Need a text book example of a classic stay at home defenseman? Look no further than Jimmy Thomson.

A product of the St. Mikes Majors, Jimmy joined the Leafs on a full time basis in 1946-47. He was soon paired with Gus Mortson on defense, a move that proved very fruitful for the Leafs. The two rock solid blueliners helped to solidify the Leaf's supremacy for years.

Known as the "Gold Dust Twins," Mortson and Thomson starred for the Leafs. They played a rock hard style that often left cuts and bruises on any enemy who dared to enter their zone. Thomson especially was positionally perfect and a thinking man's defensive rearguard. Mortson was more of a rusher of the two, while Thomson quietly went about his work. The pairing proved to be as valuable as it was impenetrable.

Despite not scoring a goal in 6 of his 11 seasons, and only scored 19 career goals in almost 800 games, Jimmy was honored with two Second Team All Star berths - 1950 and 1951. He was a good passer as his 215 assists suggest.

In the late 1940s it was very rare for the defensemen to get very involved in the offensive attack. So while Thomson wasn't deprived of good skills, he thrived by protecting his own zone. Thomson was physical though clean. He never had over 100 minutes in penalties in one season. He did lead the league in playoff penalty minutes in 1951 with 34 minutes in 11 games.

Thomson was a big part of 4 Toronto Maple Leafs Stanley Cup Championship. In fact those 4 championship seasons came in his first 5 NHL seasons, including three straight in 1947, 1948 and 1949.

Thomson was named as the Maple Leafs captain in 1956-57 but was traded in the summer of 1957. The Leafs became disenchanted with his active involvement in the fledgling attempts at forming a player's association. Conn Smythe questioned his loyalty and then sent him to Chicago for cash.

Thomson played just one season in Chicago before retiring in 1958. In total "Jeems" scored 234 points in 787 games and won 4 Stanley Cups.

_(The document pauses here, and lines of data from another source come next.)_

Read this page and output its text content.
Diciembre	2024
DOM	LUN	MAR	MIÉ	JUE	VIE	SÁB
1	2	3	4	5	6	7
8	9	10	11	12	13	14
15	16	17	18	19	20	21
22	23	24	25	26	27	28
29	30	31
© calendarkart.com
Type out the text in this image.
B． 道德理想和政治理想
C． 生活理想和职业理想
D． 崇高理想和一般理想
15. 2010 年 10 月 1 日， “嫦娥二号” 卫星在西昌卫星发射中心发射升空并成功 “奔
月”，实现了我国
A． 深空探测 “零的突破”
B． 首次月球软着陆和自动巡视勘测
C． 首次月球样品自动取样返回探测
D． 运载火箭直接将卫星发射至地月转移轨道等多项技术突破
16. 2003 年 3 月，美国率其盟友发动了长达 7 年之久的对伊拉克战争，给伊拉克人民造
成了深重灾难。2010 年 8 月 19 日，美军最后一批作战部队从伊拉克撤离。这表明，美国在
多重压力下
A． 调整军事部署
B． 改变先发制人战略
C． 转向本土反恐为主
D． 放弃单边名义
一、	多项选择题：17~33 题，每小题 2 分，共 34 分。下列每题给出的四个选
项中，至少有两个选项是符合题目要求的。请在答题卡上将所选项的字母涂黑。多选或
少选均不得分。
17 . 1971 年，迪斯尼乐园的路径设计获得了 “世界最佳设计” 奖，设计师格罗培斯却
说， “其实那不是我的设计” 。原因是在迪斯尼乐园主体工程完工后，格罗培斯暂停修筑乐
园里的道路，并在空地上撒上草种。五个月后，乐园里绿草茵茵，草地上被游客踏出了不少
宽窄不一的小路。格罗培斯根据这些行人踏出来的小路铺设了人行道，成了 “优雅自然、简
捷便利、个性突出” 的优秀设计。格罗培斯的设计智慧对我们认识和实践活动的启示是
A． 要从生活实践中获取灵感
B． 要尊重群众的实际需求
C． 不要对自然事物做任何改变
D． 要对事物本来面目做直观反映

So was Jimmy Thomson one of the best defensive d-men ever? Celebrated author/broadcaster Stan Fishcler once included him among his top ten best defensive defenseman ever. Fischler's list, from the 1983 book Hockey's 100, looks as so -

Doug Harvey
Tim Horton
Eddie Shore
Ching Johnson
Hap Day
Emile Bouchard
Jack Stewart
Dit Clapper
Jim Thomson
Ken Morrow

That is some pretty impressive company.

After a season in Chicago Thomson returned to southern Ontario and became quite successful in the home heating business.